Глеб Успенский - Больная совесть
Кудиныч старый воин и добрая душа! Я часто посещаю Кудиныча (он у нас караульщиком на огороде), веду с ним разговоры и решительно жалею его… Что за существование?.. Он обыкновенно сидит в своей караулке, что-нибудь тачает, или штопает, или жует свою печеную картошку, кровью выслуженную на войне, приговаривая всякий раз: «господь напитал – никто не видал, а кто видел – не обидел…» Это – человек, который сам действительно мухи не обидит. А сколько он обидел на своем веку народу, и все народу, по его мнению, доброго, хорошего!.. «Много мы их тогда перебили… народ все чистый, ладный народ, ничего!» – скажет он иной раз, заговорив о войне и о своих подвигах; но, отделавшись от них, он почти не интересуется ими и толкует о них редко. Отдыхая теперь на спокое, он живет сам по себе – и вот, послушав раз-другой его разговоры с мальчишками, я вполне убедился, что «сам по себе» он совсем другой человек… Посмотрим, что его интересует, какими небылицами набита его голова.

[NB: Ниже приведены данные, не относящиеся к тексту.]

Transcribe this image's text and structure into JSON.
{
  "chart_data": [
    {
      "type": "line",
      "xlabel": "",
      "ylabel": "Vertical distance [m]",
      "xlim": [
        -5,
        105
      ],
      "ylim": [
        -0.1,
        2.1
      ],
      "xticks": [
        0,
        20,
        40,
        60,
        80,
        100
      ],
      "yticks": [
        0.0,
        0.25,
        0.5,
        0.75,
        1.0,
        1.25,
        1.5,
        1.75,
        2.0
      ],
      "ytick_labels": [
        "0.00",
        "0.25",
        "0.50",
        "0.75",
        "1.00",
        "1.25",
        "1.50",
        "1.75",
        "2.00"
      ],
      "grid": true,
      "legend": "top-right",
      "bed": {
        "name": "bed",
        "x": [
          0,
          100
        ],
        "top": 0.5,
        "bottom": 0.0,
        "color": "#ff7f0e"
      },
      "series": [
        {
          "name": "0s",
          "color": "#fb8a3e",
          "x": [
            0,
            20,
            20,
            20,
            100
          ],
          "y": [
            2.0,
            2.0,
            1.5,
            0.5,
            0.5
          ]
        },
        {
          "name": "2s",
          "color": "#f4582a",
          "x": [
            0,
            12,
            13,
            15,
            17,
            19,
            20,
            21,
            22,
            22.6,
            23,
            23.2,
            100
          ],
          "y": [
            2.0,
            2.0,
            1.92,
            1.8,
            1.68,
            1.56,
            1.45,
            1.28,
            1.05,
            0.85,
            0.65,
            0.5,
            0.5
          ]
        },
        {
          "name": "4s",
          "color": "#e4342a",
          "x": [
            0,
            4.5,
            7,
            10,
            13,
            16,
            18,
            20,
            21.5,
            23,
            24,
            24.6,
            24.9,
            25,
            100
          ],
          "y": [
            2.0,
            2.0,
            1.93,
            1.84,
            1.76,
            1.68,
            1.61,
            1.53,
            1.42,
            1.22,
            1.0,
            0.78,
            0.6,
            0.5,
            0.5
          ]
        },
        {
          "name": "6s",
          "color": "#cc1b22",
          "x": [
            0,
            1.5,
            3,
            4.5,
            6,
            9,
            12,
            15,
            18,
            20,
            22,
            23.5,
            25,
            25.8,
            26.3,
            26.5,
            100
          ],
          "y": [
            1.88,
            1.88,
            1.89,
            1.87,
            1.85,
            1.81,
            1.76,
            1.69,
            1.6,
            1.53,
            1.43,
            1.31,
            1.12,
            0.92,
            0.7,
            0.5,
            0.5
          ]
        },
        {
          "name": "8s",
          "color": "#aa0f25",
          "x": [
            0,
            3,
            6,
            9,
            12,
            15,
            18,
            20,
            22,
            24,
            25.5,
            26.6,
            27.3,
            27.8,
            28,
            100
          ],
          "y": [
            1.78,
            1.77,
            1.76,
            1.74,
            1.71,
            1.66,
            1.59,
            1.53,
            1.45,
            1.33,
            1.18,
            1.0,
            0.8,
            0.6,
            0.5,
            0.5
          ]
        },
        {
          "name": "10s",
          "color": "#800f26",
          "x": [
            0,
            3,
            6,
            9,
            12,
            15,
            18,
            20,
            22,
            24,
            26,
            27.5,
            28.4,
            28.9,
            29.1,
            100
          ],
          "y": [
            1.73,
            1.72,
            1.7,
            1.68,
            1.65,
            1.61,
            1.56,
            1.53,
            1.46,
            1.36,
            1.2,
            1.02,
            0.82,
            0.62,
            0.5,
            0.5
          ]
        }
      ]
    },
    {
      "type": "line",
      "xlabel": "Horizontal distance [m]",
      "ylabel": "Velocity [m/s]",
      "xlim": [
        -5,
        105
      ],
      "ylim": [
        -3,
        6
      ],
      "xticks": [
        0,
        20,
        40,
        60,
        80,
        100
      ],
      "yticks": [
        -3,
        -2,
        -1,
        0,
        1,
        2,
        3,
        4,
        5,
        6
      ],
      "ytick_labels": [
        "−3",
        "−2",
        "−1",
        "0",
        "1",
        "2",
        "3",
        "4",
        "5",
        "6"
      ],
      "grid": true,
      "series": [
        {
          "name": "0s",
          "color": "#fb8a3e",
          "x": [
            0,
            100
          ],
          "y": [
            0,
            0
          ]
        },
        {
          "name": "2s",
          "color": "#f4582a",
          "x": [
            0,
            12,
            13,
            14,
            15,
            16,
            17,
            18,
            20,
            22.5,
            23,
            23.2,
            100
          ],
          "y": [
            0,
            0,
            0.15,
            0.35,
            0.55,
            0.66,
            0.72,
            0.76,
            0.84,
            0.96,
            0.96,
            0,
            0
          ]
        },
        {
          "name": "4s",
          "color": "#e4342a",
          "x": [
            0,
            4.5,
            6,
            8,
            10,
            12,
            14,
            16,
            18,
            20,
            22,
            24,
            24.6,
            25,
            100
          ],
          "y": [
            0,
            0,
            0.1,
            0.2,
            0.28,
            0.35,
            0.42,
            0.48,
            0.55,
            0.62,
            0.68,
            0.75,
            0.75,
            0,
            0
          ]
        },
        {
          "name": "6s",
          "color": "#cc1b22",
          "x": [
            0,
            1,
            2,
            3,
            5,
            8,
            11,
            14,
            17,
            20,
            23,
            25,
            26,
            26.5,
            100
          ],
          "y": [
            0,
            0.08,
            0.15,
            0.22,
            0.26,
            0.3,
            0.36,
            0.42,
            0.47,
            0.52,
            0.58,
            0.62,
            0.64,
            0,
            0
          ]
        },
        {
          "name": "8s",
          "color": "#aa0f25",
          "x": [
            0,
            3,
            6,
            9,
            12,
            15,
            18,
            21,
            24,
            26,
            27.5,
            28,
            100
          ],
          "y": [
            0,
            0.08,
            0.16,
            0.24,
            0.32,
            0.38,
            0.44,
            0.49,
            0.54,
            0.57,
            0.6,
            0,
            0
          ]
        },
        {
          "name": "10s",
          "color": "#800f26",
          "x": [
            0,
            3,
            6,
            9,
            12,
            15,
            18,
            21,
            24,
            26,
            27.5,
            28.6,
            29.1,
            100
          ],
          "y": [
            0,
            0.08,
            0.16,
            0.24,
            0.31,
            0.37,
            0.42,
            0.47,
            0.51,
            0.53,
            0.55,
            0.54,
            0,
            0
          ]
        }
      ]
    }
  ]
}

– И горит, братец ты мой, – рассказывает он босоногому мальчишке, – этот самый гац без фитиля и без лучины… И как бы ты думал, откудова он идет, этот гац? – вопрошает он удивленного слушателя и, долго помолчав, почти с ужасом произносит: – Из собаки! да! Из дохлой, из падали из собачей!.. Наберут дохлятины, сейчас ее в особое место, – в варку, – ну а из варки она уж и выфыркнвает полымем… Значит, этот дух… например, жар… стало быть, эта сволочь самая…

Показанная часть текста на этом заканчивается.